White, everything outside was white, and steam had formed on the inside of the windows. I woke to a chaotic scene, snow, cars all around us. I held on tightly to my mother. Minutes passed, half-an-hour, and we could not move, wedged in to a 6 car pile-up, a blizzard attacking our picnic plans and trapping us inside our car. My father, in the back seat, pushed his door open roughly and disapeared in to the white whirls of snow. Minutes later, a rapping on our window, and my mother rolled it down bringing in a cold and wind that assaulted our skin. I burrowed my face in her chest and let tears pour from my eyes, letting my cry drown out the sound of her voice. More doors opening, slamming and I was lifted through the open car window, torn from my mother's arms. Squinting, my tears felt icy cold on my cheeks and the world looked like a white swirling cloud. I felt hard pellets attacking my eyes from all directions and couldn’t see whose arms held me tightly and carried me through the driving snow. Bitterly angry, I struggled and screamed, until wet and miserable I was settled into another car. Once I felt brave enough to open my eyes again, I discovered I had been in my father’s arms all along, and released a flood of new tears onto my father’s already wet coat.

From my father’s journal:
A man alone in a car stopped and took us in – the Major stayed with his crushed car – and we began a difficult journey to Karaj as our “angel of mercy” could not make his windshield wipers work. For 3 ½ hours we crawled through the howling storm bumper to bumper towards Karaj, when we stalled for 2 hours just outside of the city. We decided to walk in to town. With our shoes and clothes splashed with mud and snowy slush, we made our way past hundreds of stalled and frustrated cars. It was 5:00pm before we made it into Karaj.

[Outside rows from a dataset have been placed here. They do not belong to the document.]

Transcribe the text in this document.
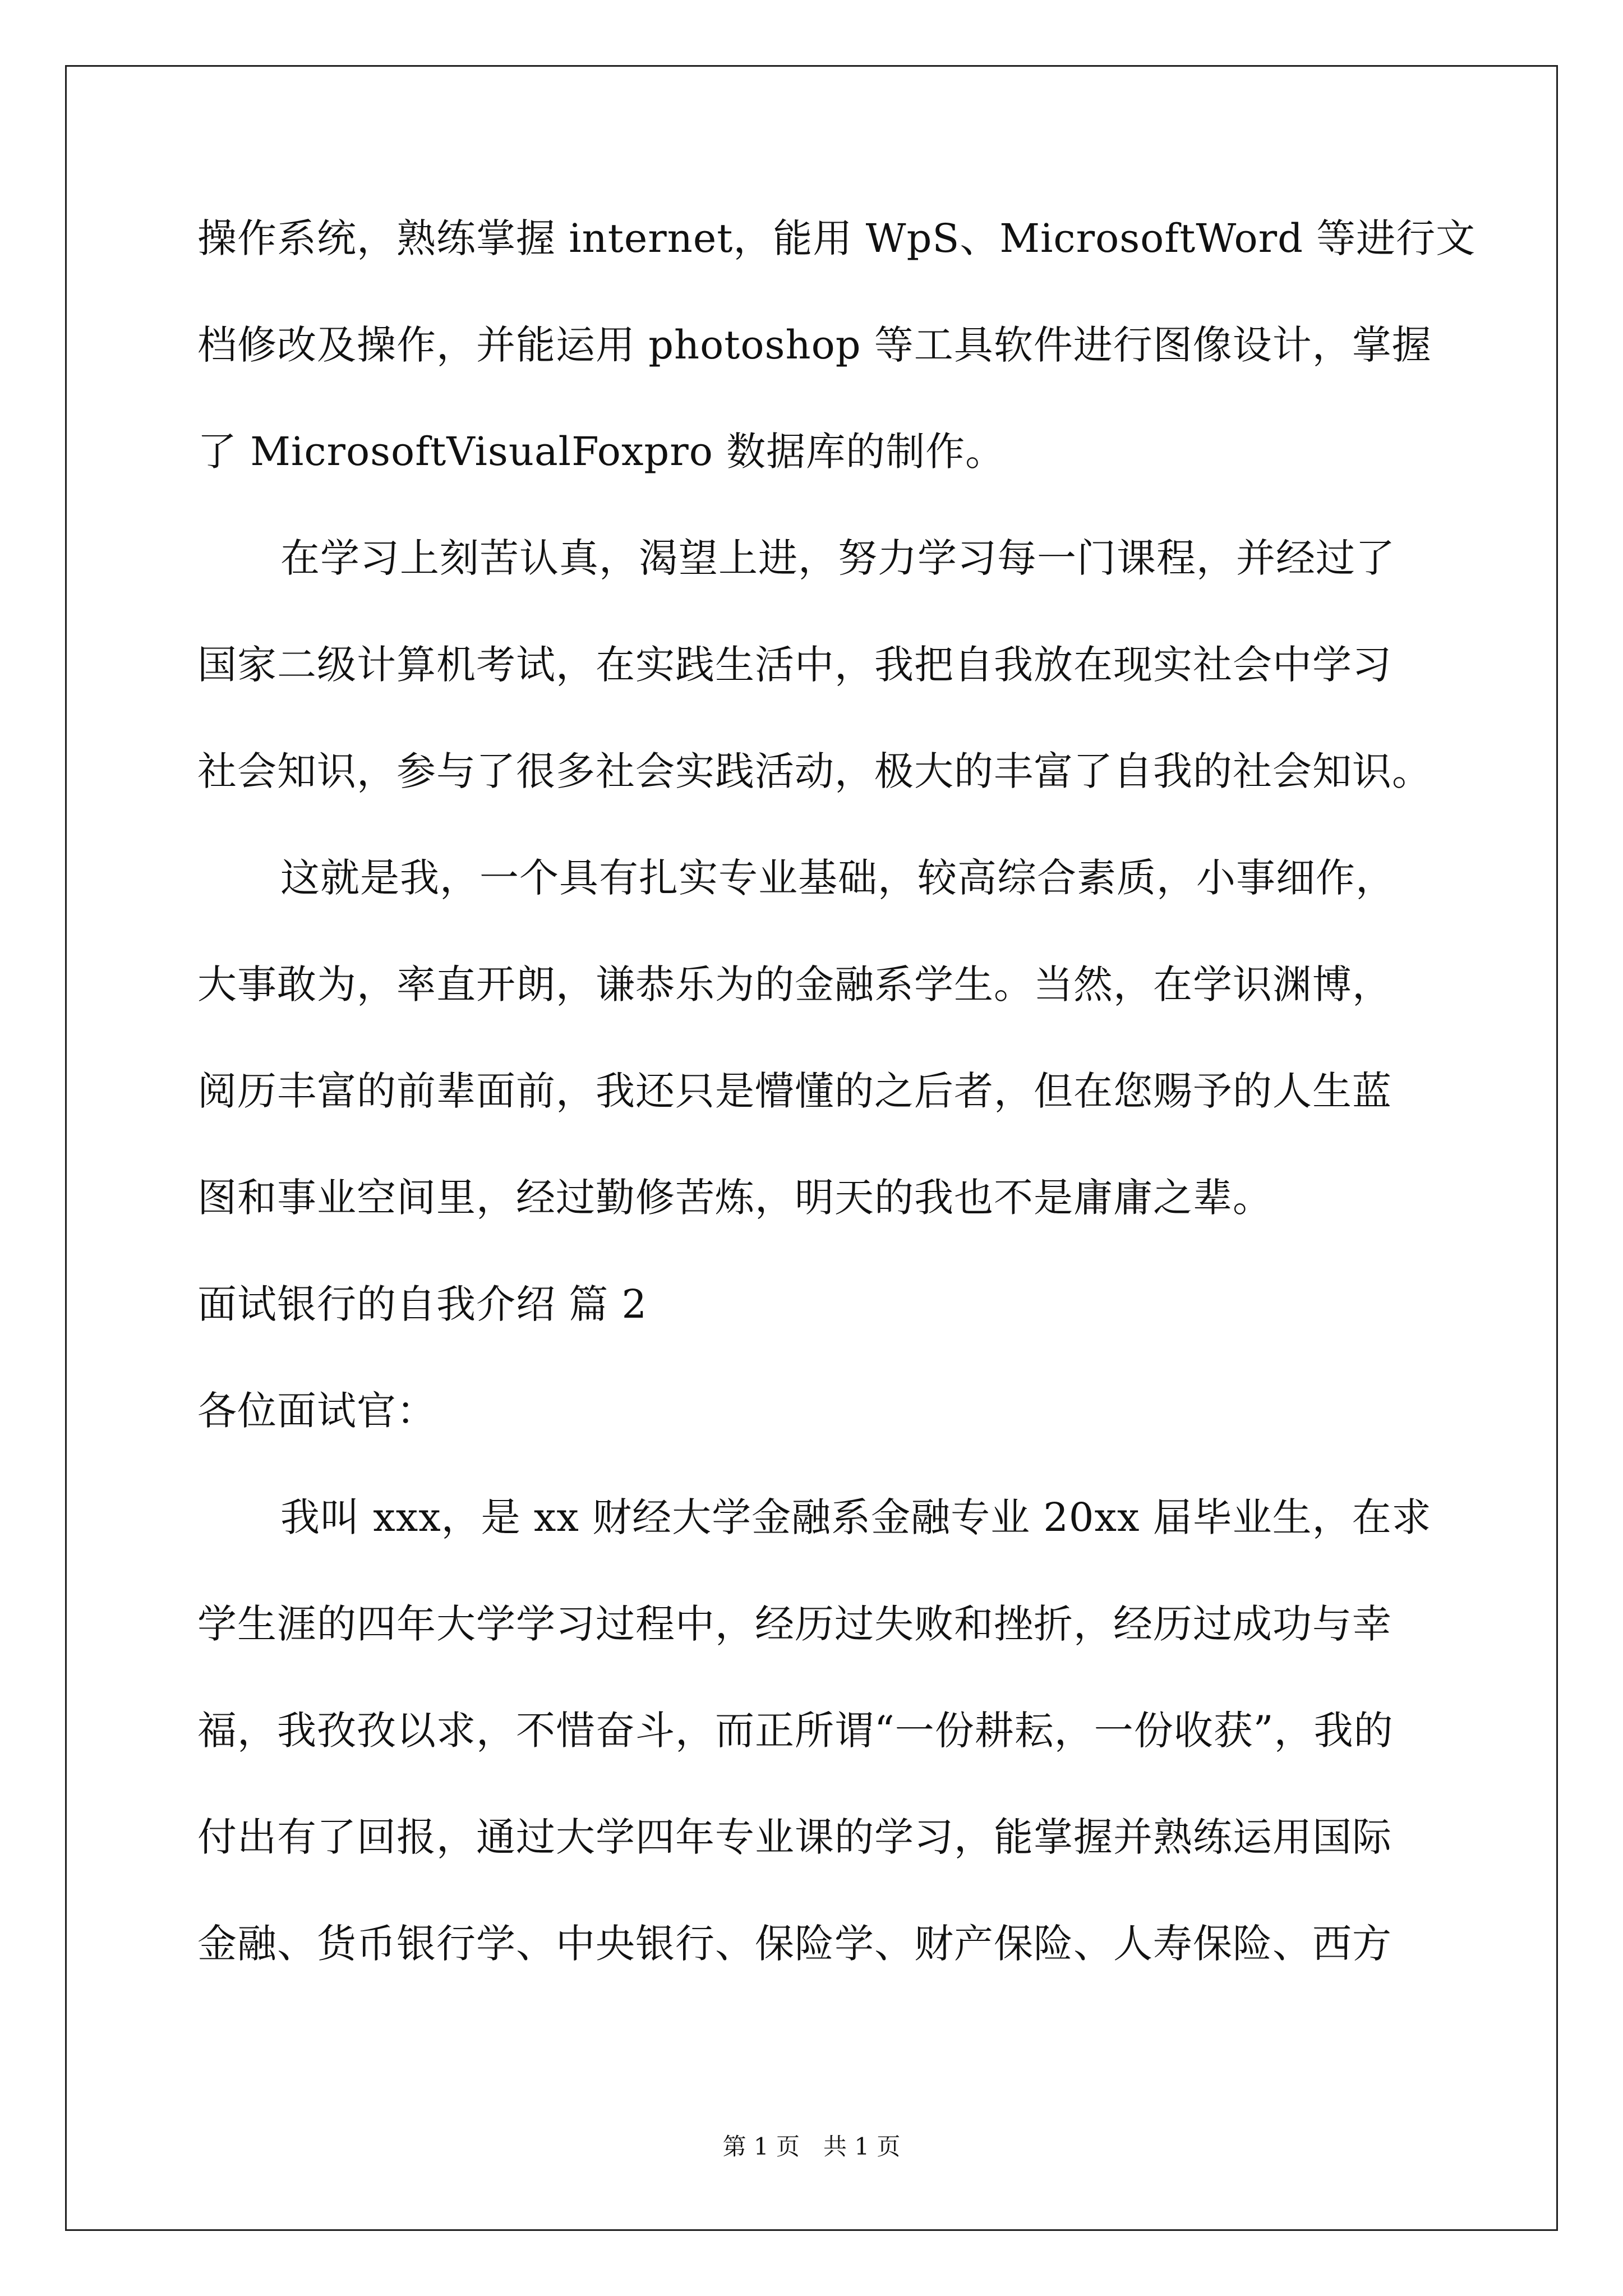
操作系统，熟练掌握 internet，能用 WpS、MicrosoftWord 等进行文
档修改及操作，并能运用 photoshop 等工具软件进行图像设计，掌握
了 MicrosoftVisualFoxpro 数据库的制作。
在学习上刻苦认真，渴望上进，努力学习每一门课程，并经过了
国家二级计算机考试，在实践生活中，我把自我放在现实社会中学习
社会知识，参与了很多社会实践活动，极大的丰富了自我的社会知识。
这就是我，一个具有扎实专业基础，较高综合素质，小事细作，
大事敢为，率直开朗，谦恭乐为的金融系学生。当然，在学识渊博，
阅历丰富的前辈面前，我还只是懵懂的之后者，但在您赐予的人生蓝
图和事业空间里，经过勤修苦炼，明天的我也不是庸庸之辈。
面试银行的自我介绍 篇 2
各位面试官：
我叫 xxx，是 xx 财经大学金融系金融专业 20xx 届毕业生，在求
学生涯的四年大学学习过程中，经历过失败和挫折，经历过成功与幸
福，我孜孜以求，不惜奋斗，而正所谓“一份耕耘，一份收获”，我的
付出有了回报，通过大学四年专业课的学习，能掌握并熟练运用国际
金融、货币银行学、中央银行、保险学、财产保险、人寿保险、西方
第 1 页　共 1 页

The blizzard had subsided, but had left snow everywhere, melting in to muddy puddles at the side of the road. In my father’s arms I held tightly to his neck, and complained bitterly against the cold.


“I gotta pee” I whispered in his ear, and he lifted me down so that I could squat at the side of the road. My sister clung to Aunt Mehry, and Aunt Mehry clung to her baby Maryam, wrapped completely in a white polyester blanket, her tiny feet poking out the bottom. We were a motley crew, a wet disheveled mess, but we held out hope of finding Grandpapa’s car somewhere in the Karaj square.


From my mother’s version:
We were in the Karaj square and there was no sign of Baba’s car. We were in a horrible state. Suddenly my cousin Parvin and sister-in-law Mehry got very excited. “Stop a car, stop that car!” and I began waving my arms in the air until the lone driver in the blue Mercedez came to a stop. “Can you help?” I asked him. “We have children. We need to get back to Tadjrish. We had a bad accident on the Karaj highway and we’re all very cold.” He was very gratious and agreed to help. Your father sat with you in the front seat and tried to hold a conversation but the fellow didn’t speak much English. It was a few minutes in to the ride when I noticed that Mehry and Parvin were giggling and whispering to one another, and then began to notice that the cars around us were slowing and the passengers were pointing at us. Who is this guy? I asked and Mehry and Parvin told me he was a famous TV star named “Cardon”. I hadn’t heard of him since I’d been living in the US for the past 5 years, but he was well known by everyone except your father and I.


From my father’s journal:
Roshan had flagged a car and I thought we were in a taxi – but lo and behold we were in the car of “Cardon”, one of Iran’s most famous artists and TV personalities. This gracious man drove us all to our door in Tadjrish. The drive was punctuated by people passing us in screaming delight at seeing the famous Cardon. But WE had him to ourselves! At home, that night, with everyone reunited, we had a happy carnival with food and drink, a delight by candlelight and song that lasted in to the late hours of the night. Thus had come our 13th day of Norooz, on the heels and wind of a storm, and a calamity to bring us an omen of life, a reminder that to expect and know joy one must be bitten too by despair.